Modern Times: Strictly Bingo (BBC2), about the search for Britain's Bingo Caller of the Year, was almost a comedy. Vivianne Howard's film followed three contestants. Bernard, a chubby young man from Wigan, was entering for the first time, hoping to win the first prize of a holiday in Las Vegas so that he could marry Julie in Elvis's Chapel of Love. Patrick, from Morecambe, had won four years earlier: he was smoother, self-confident, and had a dictator's habit of talking about himself in the third person. ("There has been talk amongst bingo circles, that perhaps Patrick Bowler is not as good as he was. I don't think he can be past it... My one-liners are legendary.") Ricky, from Tottenham, was younger than Patrick, and less sure of himself - he had lost before, and Patrick worried on his behalf that losing again might send him off Westminster Bridge.

The forceful woman in charge of the competition wanted the winner to be an ambassador for bingo, somebody to dispel the hair net and fag-ash image: "You go into a bingo club these days, [and] it's more like going into a four-star hotel." Ricky, who pulled off his trousers to get a laugh from the crowd, was surely not what she had in mind. Likewise Bernard, who quipped before his regional final that he could do with a quick hand-shandy to relieve the tension.

In the event, Bernard was knocked out; and while both Patrick and Ricky made it to the national final, neither won. Perhaps if one of them had, it would have been funny - the contrast between the plodding jokes and number-crunching up on the stage, and the raging anxiety and despair that gripped the contestants, the Miss World ecstasies and tears that greeted the judges' decisions.

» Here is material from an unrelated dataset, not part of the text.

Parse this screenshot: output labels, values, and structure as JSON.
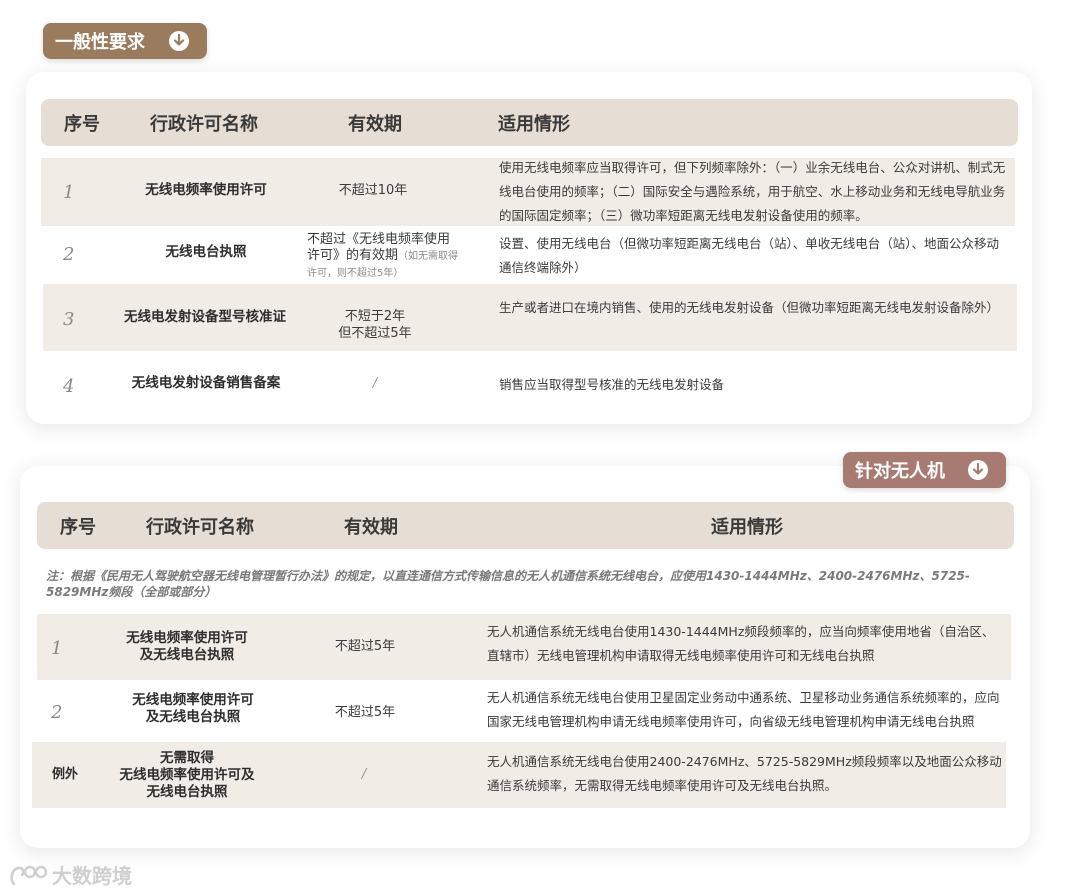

But the film was too gentle, or too timid, for that. At the end, Bernard revealed that although his Julie had always thought she couldn't have children, they had good news. And he didn't really mind losing: "I'm very happy with my prize - which she is, she's a gem." This whiff of real life gave the programme an altogether different slant: so much passion spent on something so dreary and demeaning - this was a small tragedy.

There was a similar lack of proportion in Tony Marchant's hyperactivity drama, Kid in the Corner (C4), but because this was fiction rather than real life, the effect was frustratingly un-tragic. After the overstated first part, this seemed to be developing into a gripping drama of domestic inadequacy - parents and children unable to cope with themselves and each other. But last night, again, it felt as if it was collapsing into a pile of Issues, as trauma was heaped on trauma - Mum's just got home from being told Son should go to special school, when it turns out Daughter has got a pregnancy- testing kit, and they're in the middle of sorting that one when the phone rings to say Gran-dad's had a stroke.

The acting, almost uniformly superb, pulled it out of most of the holes, but they should never have been dug in the first place.